Passados 57 anos sobre aquelas eleições e 40 sobre o 25A74,
até pode parecer que estamos muito melhor, que temos liberdade de escrever e de
falar sobre o que muito bem nos aprouver, que podemos votar livremente, e que
somos donos e senhores dos nossos direitos de cidadania. Pura ilusão e pura
mentira de quem nos faz crer que assim é. A instrução, as técnicas, as tecnologias e as
mentalidades evoluíram, é um facto, mas os condicionalismos continuam os mesmos, travestidos com outras roupagens, veiculados por mensagens bem buriladas,
concebidas em conceituadas e especializadas empresa de marketing e de criadores
de opinião. Continuamos a ser manipulados e condicionados nas nossas decisões,
aos mais diversos níveis, nos mais diversos universos, desde o politico ao dos
media passando pelo económico e social, para não falar no psicológico o mais
perigoso dos condicionantes da liberdade individual.
A quem discorde de que somos cientificamente manipulados faço apenas uma pergunta de resposta
simples: - É dos que acredita que os jornais, as TVs e as rádios nunca abrem os
seus espaços noticiosos de referência com notícias positivas, porque
efetivamente não as há? Nunca se apercebeu que o invariável método de iniciar notícias com desastres, calamidades notícias de horrores, guerras…. É
uma forma de manipulação da nossa mente e da nossa personalidade?. Ao fim e ao
cabo de nos preparar para a punição e nos manter na constante angustia sobre o
que virá a seguir e aceitar que seja mau, desde que não seja tão mau assim.
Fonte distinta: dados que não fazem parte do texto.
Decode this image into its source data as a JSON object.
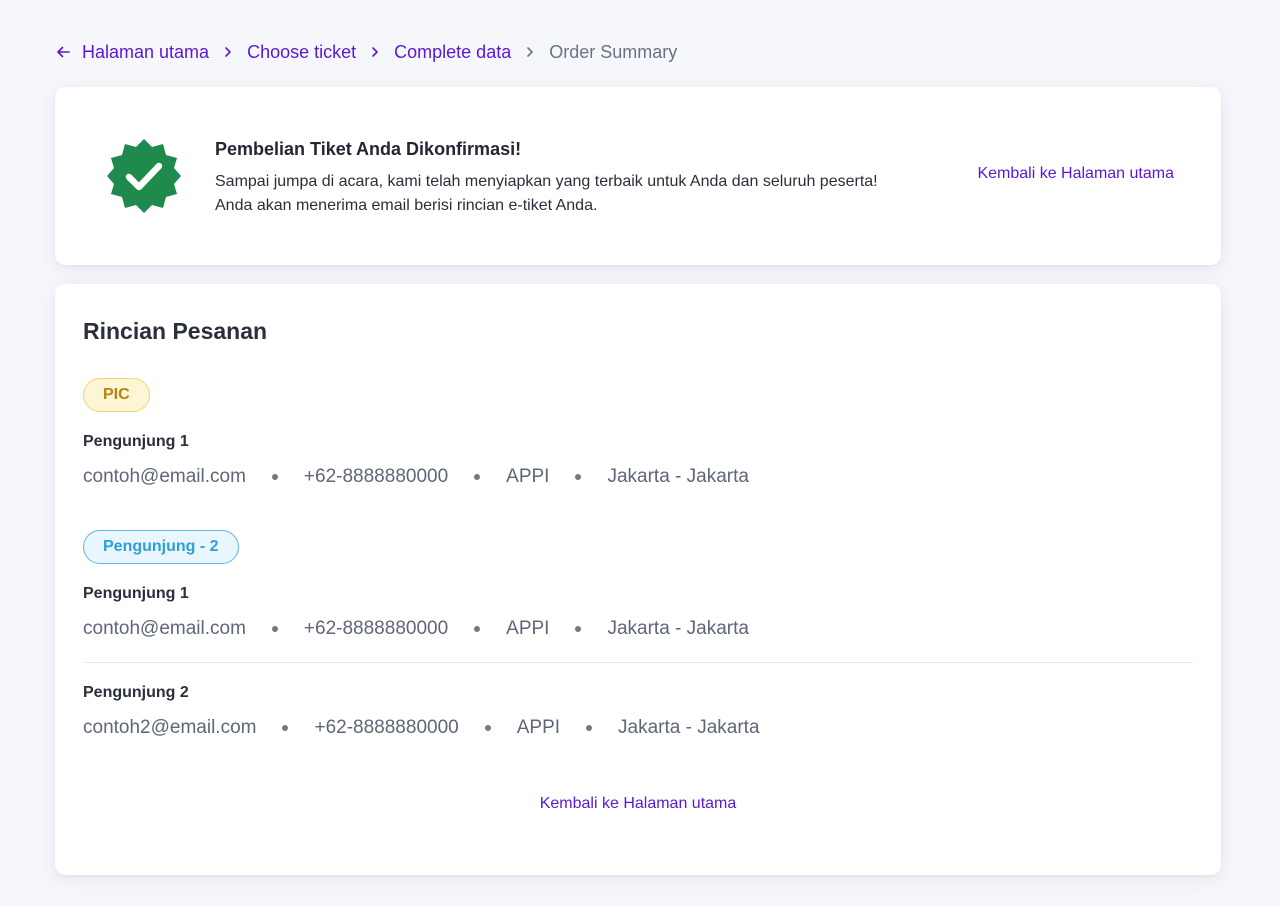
{
  "breadcrumb": {
    "items": [
      "Halaman utama",
      "Choose ticket",
      "Complete data"
    ],
    "current": "Order Summary"
  },
  "confirmation": {
    "icon": "verified-badge-icon",
    "icon_color": "#1f8a4c",
    "title": "Pembelian Tiket Anda Dikonfirmasi!",
    "description": "Sampai jumpa di acara, kami telah menyiapkan yang terbaik untuk Anda dan seluruh peserta! Anda akan menerima email berisi rincian e-tiket Anda.",
    "back_link": "Kembali ke Halaman utama"
  },
  "details": {
    "title": "Rincian Pesanan",
    "groups": [
      {
        "badge": "PIC",
        "visitors": [
          {
            "name": "Pengunjung 1",
            "email": "contoh@email.com",
            "phone": "+62-8888880000",
            "org": "APPI",
            "location": "Jakarta - Jakarta"
          }
        ]
      },
      {
        "badge": "Pengunjung - 2",
        "visitors": [
          {
            "name": "Pengunjung 1",
            "email": "contoh@email.com",
            "phone": "+62-8888880000",
            "org": "APPI",
            "location": "Jakarta - Jakarta"
          },
          {
            "name": "Pengunjung 2",
            "email": "contoh2@email.com",
            "phone": "+62-8888880000",
            "org": "APPI",
            "location": "Jakarta - Jakarta"
          }
        ]
      }
    ],
    "back_link": "Kembali ke Halaman utama"
  },
  "colors": {
    "accent": "#5b17d6",
    "background": "#f6f7fb",
    "pic_badge_bg": "#fef5d4",
    "pic_badge_text": "#b58410",
    "group_badge_bg": "#e9f6fd",
    "group_badge_text": "#2f9fd8"
  }
}
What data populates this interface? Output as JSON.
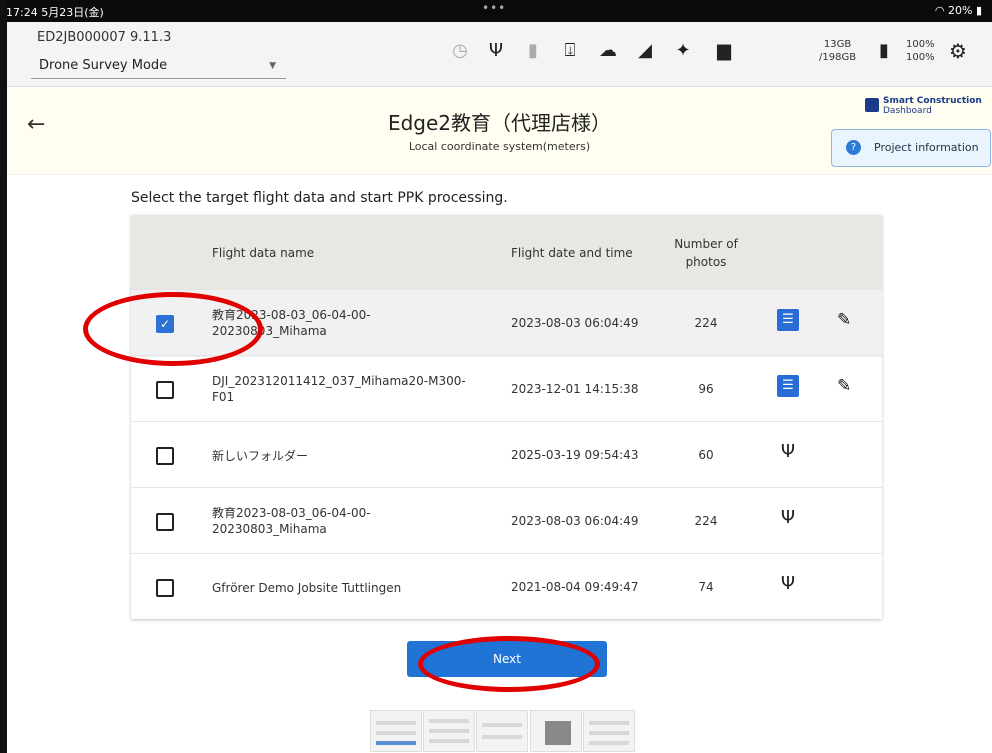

Atente-se, por exemplo, na forma como os anúncios de medidas
que se destinam a castigar o "povo gastador", que o governo tem implementado nos últimos 3 anos, ou na
propaganda que é montada sempre que qualquer indicador cresce uma milésima
depois de ter caído várias unidades.
Nada disto é novo. Foi e é praticado por vários governos em variados países, quase sempre sob a capa protectora da democracia. Mudaram os meios,
mas não os métodos. A prova mais recente é a “Operação Marquês”, qual Santa Inquisição, na qual os suspeitos já estão condenados antes mesmo de qualquer acusação.
Existe
porém um pequeno pormenor que empanca a engrenagem que esta malandragem
manobra, pormenor que consiste no facto provado de que uma mente estruturada
raramente se aliena, se omite ou se demite de pensar por si própria. Felizmente
é com essas que a Humanidade tem contado para resistir às tentativas de
alienação coletiva, como a que tem sido tentada em Portugal nestes últimos 4 anos.